What's really interesting about this scenario, for me, is that the laptop might have low-power suspended if the laptop was not plugged into wall outlet via transformer when left to run overnight. If so, you might have little or no file system damage. I did not realize this was definitely a laptop install when I first posted, and that fact alone could make things more interesting-- and if the laptop suspended itself you might have lost little to nothing if batteries were not fully discharged and laptop self-suspended. This could happen before or after power went out.
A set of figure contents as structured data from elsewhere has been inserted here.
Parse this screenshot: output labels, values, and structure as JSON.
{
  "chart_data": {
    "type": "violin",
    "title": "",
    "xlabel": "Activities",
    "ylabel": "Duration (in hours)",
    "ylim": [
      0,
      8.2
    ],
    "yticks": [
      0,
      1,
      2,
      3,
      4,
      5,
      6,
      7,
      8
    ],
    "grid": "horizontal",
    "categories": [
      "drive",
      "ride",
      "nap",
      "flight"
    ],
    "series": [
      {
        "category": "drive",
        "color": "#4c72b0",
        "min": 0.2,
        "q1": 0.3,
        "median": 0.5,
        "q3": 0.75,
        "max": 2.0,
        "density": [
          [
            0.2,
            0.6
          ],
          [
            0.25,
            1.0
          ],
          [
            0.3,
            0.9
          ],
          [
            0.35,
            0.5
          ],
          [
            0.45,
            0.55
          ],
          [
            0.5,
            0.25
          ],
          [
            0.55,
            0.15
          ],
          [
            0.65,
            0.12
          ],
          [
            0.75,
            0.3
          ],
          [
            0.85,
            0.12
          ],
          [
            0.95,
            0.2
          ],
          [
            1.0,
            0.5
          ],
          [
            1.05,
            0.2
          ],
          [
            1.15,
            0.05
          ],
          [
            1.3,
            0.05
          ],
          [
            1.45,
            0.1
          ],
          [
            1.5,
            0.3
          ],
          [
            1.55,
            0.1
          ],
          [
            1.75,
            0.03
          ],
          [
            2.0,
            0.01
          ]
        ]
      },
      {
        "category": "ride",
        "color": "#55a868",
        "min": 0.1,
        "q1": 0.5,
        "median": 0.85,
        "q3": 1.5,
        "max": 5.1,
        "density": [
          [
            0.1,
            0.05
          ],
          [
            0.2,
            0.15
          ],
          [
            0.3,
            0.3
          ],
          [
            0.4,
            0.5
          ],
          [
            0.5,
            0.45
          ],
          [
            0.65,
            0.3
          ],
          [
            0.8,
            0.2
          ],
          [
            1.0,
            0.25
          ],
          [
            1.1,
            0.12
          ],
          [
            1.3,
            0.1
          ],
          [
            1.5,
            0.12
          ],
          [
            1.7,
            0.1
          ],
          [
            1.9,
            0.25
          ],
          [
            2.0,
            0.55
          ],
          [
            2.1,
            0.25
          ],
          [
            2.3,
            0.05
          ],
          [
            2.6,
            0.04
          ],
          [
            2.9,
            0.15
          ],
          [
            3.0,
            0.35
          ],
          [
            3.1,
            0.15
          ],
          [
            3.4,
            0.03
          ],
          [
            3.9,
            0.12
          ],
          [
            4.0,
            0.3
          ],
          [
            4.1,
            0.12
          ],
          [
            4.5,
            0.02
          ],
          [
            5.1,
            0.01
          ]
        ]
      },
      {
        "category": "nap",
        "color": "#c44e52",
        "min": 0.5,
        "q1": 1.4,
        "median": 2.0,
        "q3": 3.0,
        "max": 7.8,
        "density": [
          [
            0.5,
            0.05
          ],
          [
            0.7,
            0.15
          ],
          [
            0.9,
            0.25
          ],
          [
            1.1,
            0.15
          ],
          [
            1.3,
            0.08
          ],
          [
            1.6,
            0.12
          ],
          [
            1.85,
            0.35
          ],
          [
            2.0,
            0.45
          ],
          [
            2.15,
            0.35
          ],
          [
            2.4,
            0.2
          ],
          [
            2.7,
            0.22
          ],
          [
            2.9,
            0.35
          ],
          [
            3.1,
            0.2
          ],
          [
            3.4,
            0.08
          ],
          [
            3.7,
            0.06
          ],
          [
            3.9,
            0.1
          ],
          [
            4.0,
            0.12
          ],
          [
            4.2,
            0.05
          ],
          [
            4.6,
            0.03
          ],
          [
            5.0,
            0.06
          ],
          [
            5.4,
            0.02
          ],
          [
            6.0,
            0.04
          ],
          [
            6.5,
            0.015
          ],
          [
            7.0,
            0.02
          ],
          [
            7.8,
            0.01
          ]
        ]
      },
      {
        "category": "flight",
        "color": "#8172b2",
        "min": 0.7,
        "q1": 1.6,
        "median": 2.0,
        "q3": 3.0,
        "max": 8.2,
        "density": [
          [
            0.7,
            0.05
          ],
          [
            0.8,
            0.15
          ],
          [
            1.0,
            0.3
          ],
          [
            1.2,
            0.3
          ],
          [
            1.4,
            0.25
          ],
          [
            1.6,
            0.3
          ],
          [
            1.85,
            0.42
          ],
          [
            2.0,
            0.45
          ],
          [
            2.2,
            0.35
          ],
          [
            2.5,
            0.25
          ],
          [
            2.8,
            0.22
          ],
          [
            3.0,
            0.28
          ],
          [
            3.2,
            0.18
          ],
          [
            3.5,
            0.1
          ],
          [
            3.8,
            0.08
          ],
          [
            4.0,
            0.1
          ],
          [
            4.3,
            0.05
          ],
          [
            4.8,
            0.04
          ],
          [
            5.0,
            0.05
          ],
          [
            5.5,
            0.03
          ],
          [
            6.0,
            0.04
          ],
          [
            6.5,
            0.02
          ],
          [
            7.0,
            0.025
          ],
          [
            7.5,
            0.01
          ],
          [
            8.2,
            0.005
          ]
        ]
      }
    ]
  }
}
Anyway, I tried running fsck in the recovery console from the install disk but bash can't find fsck. A little searching at linuxquestions.org, I found that I could use fsck.ext3 and it worked. I used "fsck.ext3 -yfv /dev/hda1" and "fsck.ext3 -yfv /dev/hda6". Both partitions came out clean. It still doesn't boot. I am getting MandrakeMove right now and try it that works in an hour or so. If it doesn't, I'll have my laptop fold with MandrakeMove till tomorrow morning.
maybe you just have a corrupt hibernation memory image. When linux hibernates it writes the image to the swap partition. You could try to just reformat the swap partition and then it should boot up normally, if there is no image found.
Also you can pass a kernel option at boot, so that the kernel will ignore the image and start up normally. There are different ways to hibernate, but to me it looks like you are using Suspend-to-Disk, so the option "pmdisk=off" should do the trick. Other options are "noresume" or "noresume2", depending on the hibernation method.
I would definitely try this first before reinstalling, it might work. Excuse my rather confusing english, but its late here in Europe and all the wine bottles are empty ; ).
Good luck,
Michael
Also, thanks for your help John.
I think I'll change my boot manager to GRUB and change my ACPI settings.
When you are interested in setting up some acpi power saving methods you might want to check out this tutorial, which goes into a lot of details. More can be found here.
For myself I found apm to work much better with my old lappy. I now have hiberate, suspend and standby working. There is a good tutorial here.